Tools and Technologies

One proven technology that delivers efficiency and helps mitigate the potential for security breaches is a purpose built, intelligent and automated physical identity and access management (PIAM) solution. These solutions allow healthcare organizations to upgrade and enhance their security strategies to streamline the previously complicated, lengthy and error-prone identity management and compliance processes.

PIAM solutions consolidate all the rules and policies that govern a healthcare organization and incorporate them into automated processes. These solutions connect previously disparate security, IT and other systems to automate key processes and workflows to optimize security operations, centralize control and enable compliance with regulatory mandates in real time.

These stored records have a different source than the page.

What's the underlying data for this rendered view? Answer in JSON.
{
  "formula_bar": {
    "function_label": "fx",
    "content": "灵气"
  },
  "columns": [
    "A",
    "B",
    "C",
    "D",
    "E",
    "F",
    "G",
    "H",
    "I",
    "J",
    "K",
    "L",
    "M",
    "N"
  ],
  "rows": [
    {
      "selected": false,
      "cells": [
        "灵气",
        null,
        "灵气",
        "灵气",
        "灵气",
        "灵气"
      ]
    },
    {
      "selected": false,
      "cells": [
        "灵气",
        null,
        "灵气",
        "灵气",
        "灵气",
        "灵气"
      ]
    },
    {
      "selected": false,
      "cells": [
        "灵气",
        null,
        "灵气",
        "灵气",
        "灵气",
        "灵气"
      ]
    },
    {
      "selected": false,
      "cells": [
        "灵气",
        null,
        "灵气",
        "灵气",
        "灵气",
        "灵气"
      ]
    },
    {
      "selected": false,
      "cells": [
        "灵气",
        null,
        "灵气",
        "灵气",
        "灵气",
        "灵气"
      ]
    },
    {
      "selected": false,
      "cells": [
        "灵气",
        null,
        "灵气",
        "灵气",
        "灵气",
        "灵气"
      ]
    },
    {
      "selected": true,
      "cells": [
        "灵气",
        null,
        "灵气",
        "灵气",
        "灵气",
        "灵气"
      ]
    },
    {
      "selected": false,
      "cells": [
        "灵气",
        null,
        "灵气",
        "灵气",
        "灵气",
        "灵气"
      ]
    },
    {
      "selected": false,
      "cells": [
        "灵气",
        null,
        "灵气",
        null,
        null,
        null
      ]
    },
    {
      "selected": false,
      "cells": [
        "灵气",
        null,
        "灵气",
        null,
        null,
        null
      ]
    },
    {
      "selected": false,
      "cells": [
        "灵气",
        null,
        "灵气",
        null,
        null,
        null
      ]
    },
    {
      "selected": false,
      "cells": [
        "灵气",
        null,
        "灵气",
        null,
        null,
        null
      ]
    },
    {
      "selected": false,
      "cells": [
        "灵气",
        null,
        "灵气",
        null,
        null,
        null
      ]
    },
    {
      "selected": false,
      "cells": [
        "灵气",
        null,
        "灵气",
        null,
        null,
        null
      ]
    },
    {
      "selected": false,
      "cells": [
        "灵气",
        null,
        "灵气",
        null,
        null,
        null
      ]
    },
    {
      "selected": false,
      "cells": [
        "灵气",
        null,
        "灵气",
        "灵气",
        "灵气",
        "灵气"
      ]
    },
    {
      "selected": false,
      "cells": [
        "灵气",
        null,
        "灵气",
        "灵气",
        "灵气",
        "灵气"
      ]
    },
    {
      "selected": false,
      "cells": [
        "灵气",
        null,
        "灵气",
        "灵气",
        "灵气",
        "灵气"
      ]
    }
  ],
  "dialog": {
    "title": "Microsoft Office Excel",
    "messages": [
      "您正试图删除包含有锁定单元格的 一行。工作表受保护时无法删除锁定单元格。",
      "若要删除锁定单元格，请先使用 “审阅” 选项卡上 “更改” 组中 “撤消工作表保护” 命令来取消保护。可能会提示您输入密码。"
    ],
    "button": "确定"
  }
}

With a centralized PIAM system in place, organizations can easily and efficiently manage the lifecycle of an identity from request through approval and on-boarding for every individual who has a reason to be on the premises. By replacing multi-step manual tasks with automation, organizations can start and finish approval processes in less than a day, rather than weeks.

Compliance with industry, state and federal regulations is not only mandatory but also enables best practices for safety and security – an important element of risk management that can be automated with PIAM software. When PIAM is integrated with a patient’s electronic health record, the combined information provides a holistic view for medical professionals, with all information related to patient identity kept secure and tied together under policy-based workflows. The robust, granular reporting PIAM provides for each identity automatically creates a comprehensive audit trail that eliminates the time, cost, frustration and potential for error in both the identity management and compliance processes.

Healthcare organizations’ safety and security is firmly rooted in the ability to expand the role of security to deliver greater value to overall operations. Policy-based PIAM solutions serve as the foundation for achieving this goal, enabling the necessary complementary actions. By automating manual processes and consolidating data from disparate systems, hospitals can lower costs, reduce the potential for errors and more easily demonstrate compliance with regulations – all while significantly improving the safety of patients, staff, contractors and visitors. Therefore, healthcare organizations should act to accomplish these important actions as soon as possible. After all, the cost of doing nothing could be staggering.